Singaporean educator (1918–2014)

Noel Evelyn Norris (25 December 1918 – 15 February 2014) was a Singaporean educator best known for her association with Raffles Girls' School. She was also the first principal of Crescent Girls' School. Norris was a volunteer in the Royal Air Force during World War II and later became a Major in the People's Defence Force in charge of the Singapore Women Auxiliary Corps.

== Biography ==

Norris was born Noel Evelyn Norris on 25 December 1918. She started primary school at Raffles Girls' Primary School in 1925. She attended Raffles Girls' Schools until 1933, when she studied for a year at St. George's Girls School. She studied history at Raffles College and earned a degree in Education.

Norris started teaching at Bukit Panjang Primary School in 1939, but when World War II broke out, she went to India and Ceylon as a volunteer in the Royal Air Force (RAF). In the RAF, she worked as a librarian in the Royal Air Force Library. When the war ended, she came back to Singapore and taught history at the Raffles Girls' School (RGS) from 1946 to 1955. In 1956 she became the principal of the new Crescent Girls' School. Norris came back to RGS to work as principal there until she retired in 1976.

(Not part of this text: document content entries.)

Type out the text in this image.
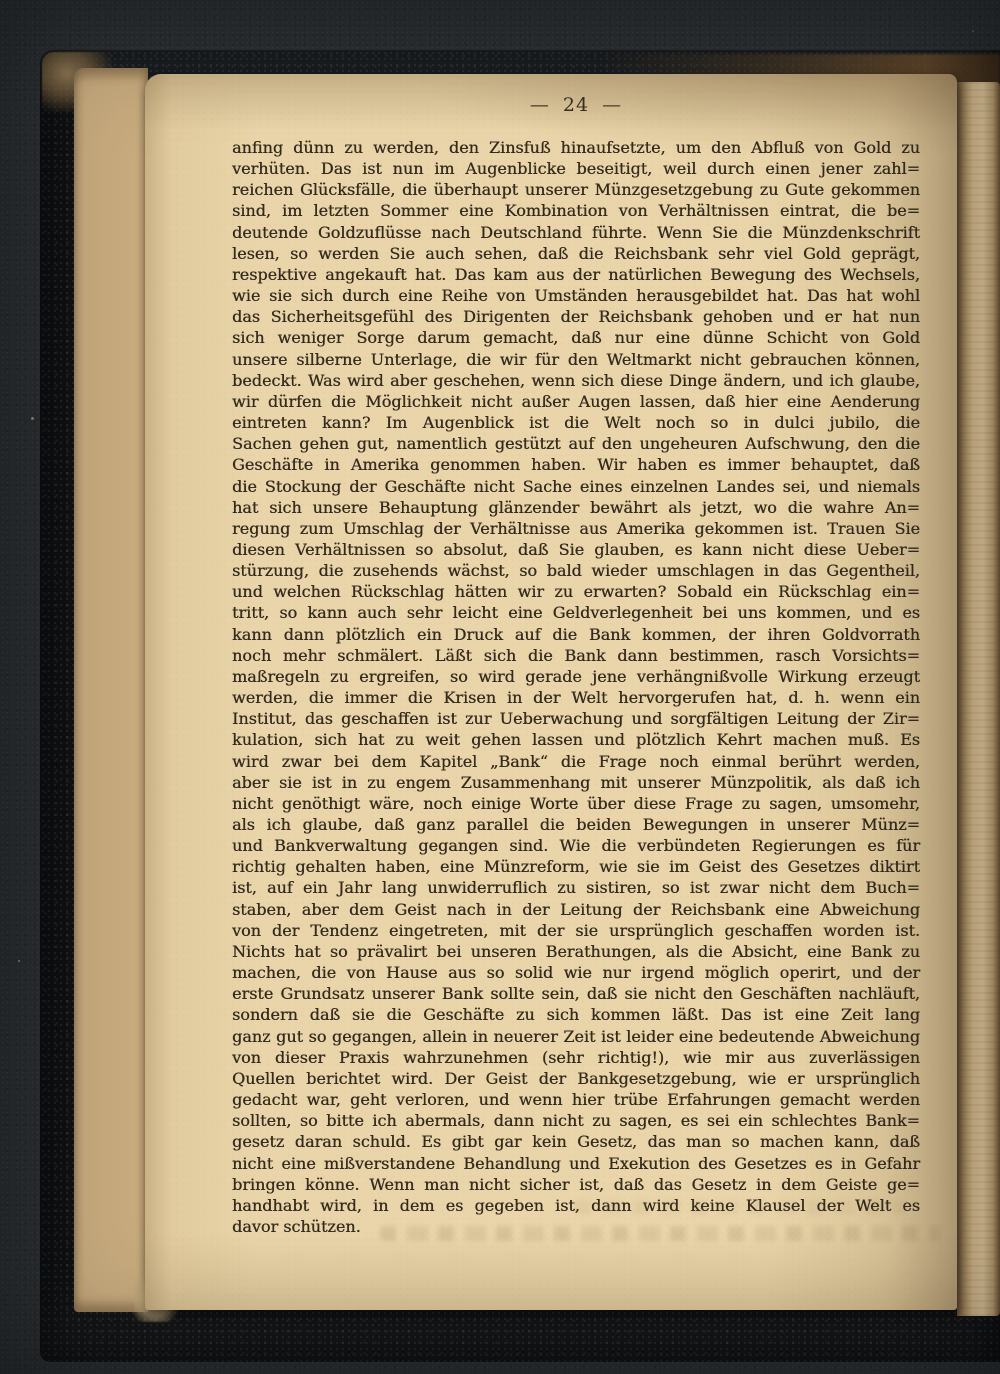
— 24 —
anfing dünn zu werden, den Zinsfuß hinaufsetzte, um den Abfluß von Gold zu
verhüten. Das ist nun im Augenblicke beseitigt, weil durch einen jener zahl=
reichen Glücksfälle, die überhaupt unserer Münzgesetzgebung zu Gute gekommen
sind, im letzten Sommer eine Kombination von Verhältnissen eintrat, die be=
deutende Goldzuflüsse nach Deutschland führte. Wenn Sie die Münzdenkschrift
lesen, so werden Sie auch sehen, daß die Reichsbank sehr viel Gold geprägt,
respektive angekauft hat. Das kam aus der natürlichen Bewegung des Wechsels,
wie sie sich durch eine Reihe von Umständen herausgebildet hat. Das hat wohl
das Sicherheitsgefühl des Dirigenten der Reichsbank gehoben und er hat nun
sich weniger Sorge darum gemacht, daß nur eine dünne Schicht von Gold
unsere silberne Unterlage, die wir für den Weltmarkt nicht gebrauchen können,
bedeckt. Was wird aber geschehen, wenn sich diese Dinge ändern, und ich glaube,
wir dürfen die Möglichkeit nicht außer Augen lassen, daß hier eine Aenderung
eintreten kann? Im Augenblick ist die Welt noch so in dulci jubilo, die
Sachen gehen gut, namentlich gestützt auf den ungeheuren Aufschwung, den die
Geschäfte in Amerika genommen haben. Wir haben es immer behauptet, daß
die Stockung der Geschäfte nicht Sache eines einzelnen Landes sei, und niemals
hat sich unsere Behauptung glänzender bewährt als jetzt, wo die wahre An=
regung zum Umschlag der Verhältnisse aus Amerika gekommen ist. Trauen Sie
diesen Verhältnissen so absolut, daß Sie glauben, es kann nicht diese Ueber=
stürzung, die zusehends wächst, so bald wieder umschlagen in das Gegentheil,
und welchen Rückschlag hätten wir zu erwarten? Sobald ein Rückschlag ein=
tritt, so kann auch sehr leicht eine Geldverlegenheit bei uns kommen, und es
kann dann plötzlich ein Druck auf die Bank kommen, der ihren Goldvorrath
noch mehr schmälert. Läßt sich die Bank dann bestimmen, rasch Vorsichts=
maßregeln zu ergreifen, so wird gerade jene verhängnißvolle Wirkung erzeugt
werden, die immer die Krisen in der Welt hervorgerufen hat, d. h. wenn ein
Institut, das geschaffen ist zur Ueberwachung und sorgfältigen Leitung der Zir=
kulation, sich hat zu weit gehen lassen und plötzlich Kehrt machen muß. Es
wird zwar bei dem Kapitel „Bank“ die Frage noch einmal berührt werden,
aber sie ist in zu engem Zusammenhang mit unserer Münzpolitik, als daß ich
nicht genöthigt wäre, noch einige Worte über diese Frage zu sagen, umsomehr,
als ich glaube, daß ganz parallel die beiden Bewegungen in unserer Münz=
und Bankverwaltung gegangen sind. Wie die verbündeten Regierungen es für
richtig gehalten haben, eine Münzreform, wie sie im Geist des Gesetzes diktirt
ist, auf ein Jahr lang unwiderruflich zu sistiren, so ist zwar nicht dem Buch=
staben, aber dem Geist nach in der Leitung der Reichsbank eine Abweichung
von der Tendenz eingetreten, mit der sie ursprünglich geschaffen worden ist.
Nichts hat so prävalirt bei unseren Berathungen, als die Absicht, eine Bank zu
machen, die von Hause aus so solid wie nur irgend möglich operirt, und der
erste Grundsatz unserer Bank sollte sein, daß sie nicht den Geschäften nachläuft,
sondern daß sie die Geschäfte zu sich kommen läßt. Das ist eine Zeit lang
ganz gut so gegangen, allein in neuerer Zeit ist leider eine bedeutende Abweichung
von dieser Praxis wahrzunehmen (sehr richtig!), wie mir aus zuverlässigen
Quellen berichtet wird. Der Geist der Bankgesetzgebung, wie er ursprünglich
gedacht war, geht verloren, und wenn hier trübe Erfahrungen gemacht werden
sollten, so bitte ich abermals, dann nicht zu sagen, es sei ein schlechtes Bank=
gesetz daran schuld. Es gibt gar kein Gesetz, das man so machen kann, daß
nicht eine mißverstandene Behandlung und Exekution des Gesetzes es in Gefahr
bringen könne. Wenn man nicht sicher ist, daß das Gesetz in dem Geiste ge=
handhabt wird, in dem es gegeben ist, dann wird keine Klausel der Welt es
davor schützen.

During her leadership at RGS, Norris developed extracurricular activities, including various sports and music programs. She also encouraged students to learn and understand various "mother tongue" languages in Singapore by conducting weekly assemblies in different languages each week. These assemblies rotated through English, Malay and Tamil and other classes included Mandarin. Norris also worked on Ministry of Education committees and helped revise the history syllabus. Norris also stayed active in the People's Defence Force, eventually becoming a Major of the Singapore Women Auxiliary Corps, and later took over the National Cadet Corps girls' section.

After retiring, Norris dedicated her life to community service and worked as a volunteer at the Society for the Prevention of Cruelty to Animals (SPCA). She also taught at the School for Retarded Children.

In November 2011, Norris had a stroke and spent around six months in Tan Tock Seng Hospital. After her discharge, a group made up of former students and faculty of Raffles Girls' School took care of her at her home in Brighton Crescent. Norris died on 15 February 2014.

Norris was awarded the Public Service Administration Medal (Silver) in 1964. In 1977, she was awarded the Long Service Medal. Norris was inducted into the Singapore Women's Hall of Fame in 2019.